読んでいないログが、こちらを読んでいる。
機械的に。定期的に。
——たぶん、俺が気づくずっと前から、ずっと。
■ 技術メモ
【ログの発行者】
ログには、内容のほかに「誰が(何が)書いたか」を示す情報が付くことがあります。
プロセス名、接続ユーザー、サービスの識別子など、形式はさまざまですが、書いた主体の癖や素性が残るという意味で、署名に似た役割を持ちます。
【バッチ処理と定期実行】
決まった処理を、決まった時刻や間隔で自動的に実行する仕組みです。
人間の手作業と違って、間隔が正確で、休みがなく、番号が飛びません。ログの規則性から「これは人間ではなく自動処理だ」と見分けられることがあります。
【識別子の命名規則】
連番、時刻、固定の接頭辞など、識別子には設計者が決めた構造が現れます。
中身が読めなくても、構造を解析するだけで「何回目の実行か」「どんな間隔か」「どの系統のジョブか」が推定できる場合があります。
【時刻の突き合わせ】
別々の場所で記録されたログでも、時刻を揃えて並べると、同じ出来事の別の面が見えてくることがあります。

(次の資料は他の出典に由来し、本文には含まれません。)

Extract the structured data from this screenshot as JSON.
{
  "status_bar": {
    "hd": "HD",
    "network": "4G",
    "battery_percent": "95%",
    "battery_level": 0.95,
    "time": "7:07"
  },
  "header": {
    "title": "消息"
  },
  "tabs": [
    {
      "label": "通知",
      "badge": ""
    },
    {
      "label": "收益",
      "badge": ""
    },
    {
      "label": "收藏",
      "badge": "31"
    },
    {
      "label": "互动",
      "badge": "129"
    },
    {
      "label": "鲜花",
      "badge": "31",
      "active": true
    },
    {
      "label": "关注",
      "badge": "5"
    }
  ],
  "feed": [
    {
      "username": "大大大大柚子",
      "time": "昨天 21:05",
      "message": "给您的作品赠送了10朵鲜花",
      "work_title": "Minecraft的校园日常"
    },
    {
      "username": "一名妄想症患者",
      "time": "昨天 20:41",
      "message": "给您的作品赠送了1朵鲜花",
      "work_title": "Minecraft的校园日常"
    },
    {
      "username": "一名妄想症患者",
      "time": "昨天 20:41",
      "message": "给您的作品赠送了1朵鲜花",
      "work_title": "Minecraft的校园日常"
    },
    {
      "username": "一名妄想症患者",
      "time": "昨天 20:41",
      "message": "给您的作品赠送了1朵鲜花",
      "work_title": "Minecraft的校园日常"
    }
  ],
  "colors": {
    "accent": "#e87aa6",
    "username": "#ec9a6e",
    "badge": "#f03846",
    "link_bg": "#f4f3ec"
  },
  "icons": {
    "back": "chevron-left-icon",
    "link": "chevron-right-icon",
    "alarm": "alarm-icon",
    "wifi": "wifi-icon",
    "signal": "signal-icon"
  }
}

作中では、未知の実行記録と、離れた場所のセンサーの揺れが、同じ五分間隔の上に載ることで関係が確認されています。
■ 作中の用語
【qx41】
透が混入ログの発行者フィールドで見つけた識別子の固定部です。
五桁の連番と八桁の時刻様の数値を伴うことから、透は「自動化されたバッチ処理の実行 ID」と解析しています。正体はまだ分かっていません。